Mark: "Does fire belong in the security industry or is it a standalone business? Our strategy generally is to keep it separate. One reason is that a fire solution is usually decided upon at a different time than when the security system is decided upon. Another reason is that very few sales teams can sell both effectively. That said, a significant portion of fire sales does go through the security channel, especially in the residential market space. There really are very few channel partners who are doing both fire and security."

Mark: "The GE dealer channel will keep the same management team. We licensed the right to use the GE Security brand, so our residential dealers don't immediately have to rebrand. The difference is that UTC Fire & Security is a company brand, not a product brand. The years 2010 and 2011 will still see GE branded products."

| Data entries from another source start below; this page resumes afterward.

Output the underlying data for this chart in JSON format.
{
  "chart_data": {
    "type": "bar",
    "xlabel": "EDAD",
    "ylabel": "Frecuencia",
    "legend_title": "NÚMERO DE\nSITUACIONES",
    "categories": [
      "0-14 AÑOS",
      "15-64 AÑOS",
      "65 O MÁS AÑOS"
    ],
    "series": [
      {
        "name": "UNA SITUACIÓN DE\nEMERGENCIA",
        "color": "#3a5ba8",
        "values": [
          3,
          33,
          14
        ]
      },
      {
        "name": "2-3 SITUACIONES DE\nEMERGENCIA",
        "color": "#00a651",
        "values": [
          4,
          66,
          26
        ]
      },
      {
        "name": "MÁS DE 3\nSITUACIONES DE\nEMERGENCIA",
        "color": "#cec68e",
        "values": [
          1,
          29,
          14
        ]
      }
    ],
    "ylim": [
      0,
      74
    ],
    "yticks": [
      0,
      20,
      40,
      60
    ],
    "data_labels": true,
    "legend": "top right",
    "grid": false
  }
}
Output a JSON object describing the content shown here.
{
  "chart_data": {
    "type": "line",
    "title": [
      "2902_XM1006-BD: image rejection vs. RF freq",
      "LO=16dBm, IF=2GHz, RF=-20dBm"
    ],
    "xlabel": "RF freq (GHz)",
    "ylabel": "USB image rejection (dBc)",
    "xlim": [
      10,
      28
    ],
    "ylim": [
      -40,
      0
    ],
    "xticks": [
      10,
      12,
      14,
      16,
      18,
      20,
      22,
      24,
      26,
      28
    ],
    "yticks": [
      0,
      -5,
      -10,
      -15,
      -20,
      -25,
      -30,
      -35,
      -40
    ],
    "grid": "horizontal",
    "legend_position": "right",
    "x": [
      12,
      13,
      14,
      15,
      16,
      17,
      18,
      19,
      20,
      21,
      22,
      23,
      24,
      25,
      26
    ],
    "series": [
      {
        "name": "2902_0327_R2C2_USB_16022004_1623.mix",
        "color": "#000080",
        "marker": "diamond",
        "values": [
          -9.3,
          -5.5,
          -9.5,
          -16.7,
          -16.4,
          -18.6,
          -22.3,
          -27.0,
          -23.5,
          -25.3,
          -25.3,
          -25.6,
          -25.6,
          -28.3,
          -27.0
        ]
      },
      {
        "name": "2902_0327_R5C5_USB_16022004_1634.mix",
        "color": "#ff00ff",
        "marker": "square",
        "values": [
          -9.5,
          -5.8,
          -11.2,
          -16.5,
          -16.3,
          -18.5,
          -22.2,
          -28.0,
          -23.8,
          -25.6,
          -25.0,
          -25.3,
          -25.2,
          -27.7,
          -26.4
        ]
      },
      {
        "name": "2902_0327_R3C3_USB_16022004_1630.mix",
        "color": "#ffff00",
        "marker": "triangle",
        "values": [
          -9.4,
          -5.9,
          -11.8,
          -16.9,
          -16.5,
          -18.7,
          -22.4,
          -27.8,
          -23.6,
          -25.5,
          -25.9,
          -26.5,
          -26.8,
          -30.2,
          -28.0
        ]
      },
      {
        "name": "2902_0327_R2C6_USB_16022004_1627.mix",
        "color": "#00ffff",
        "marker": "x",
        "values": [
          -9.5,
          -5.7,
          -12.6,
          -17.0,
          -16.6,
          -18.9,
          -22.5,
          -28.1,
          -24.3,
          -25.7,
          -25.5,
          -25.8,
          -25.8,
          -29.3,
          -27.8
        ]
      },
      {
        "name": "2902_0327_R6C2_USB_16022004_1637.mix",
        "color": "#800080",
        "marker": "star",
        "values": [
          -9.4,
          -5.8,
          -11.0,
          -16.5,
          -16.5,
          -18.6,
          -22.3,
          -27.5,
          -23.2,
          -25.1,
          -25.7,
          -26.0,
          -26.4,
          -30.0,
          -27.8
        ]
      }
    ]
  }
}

Mike: "I'm very excited about the use of digital credentials to open locks and using Bluetooth on cell phones to open doors to buildings. It goes from carrying around an additional card, fob or token to carrying something already carry. Our Onity business is strong in the hotel space. Imagine if you could make a reservation and have a confirmation sent to your Bluetooth phone. You could then check-in to the hotel by presenting your phone to an automated kiosk to obtain your cards or even use your phone at the door to your hotel room."

Mike: "There is a lot of potential in the market for access control projects. Less than 10 percent of doors in a building have electronic access control because it is usually too expensive. We're working to take products like Onity, which are in expensive, and combine them into a full security management system like what we have from Lenel."

Mark: "I want to build products that cut install times and which don't require the channel partners to have to go back for service they shouldn't need to do. One aspect of this could be simply lengthening the battery life for sensors, which is something we've done."

Mike: "We fundamentally believe in quality. We make the channel money if they can install, walk away and never have to come back."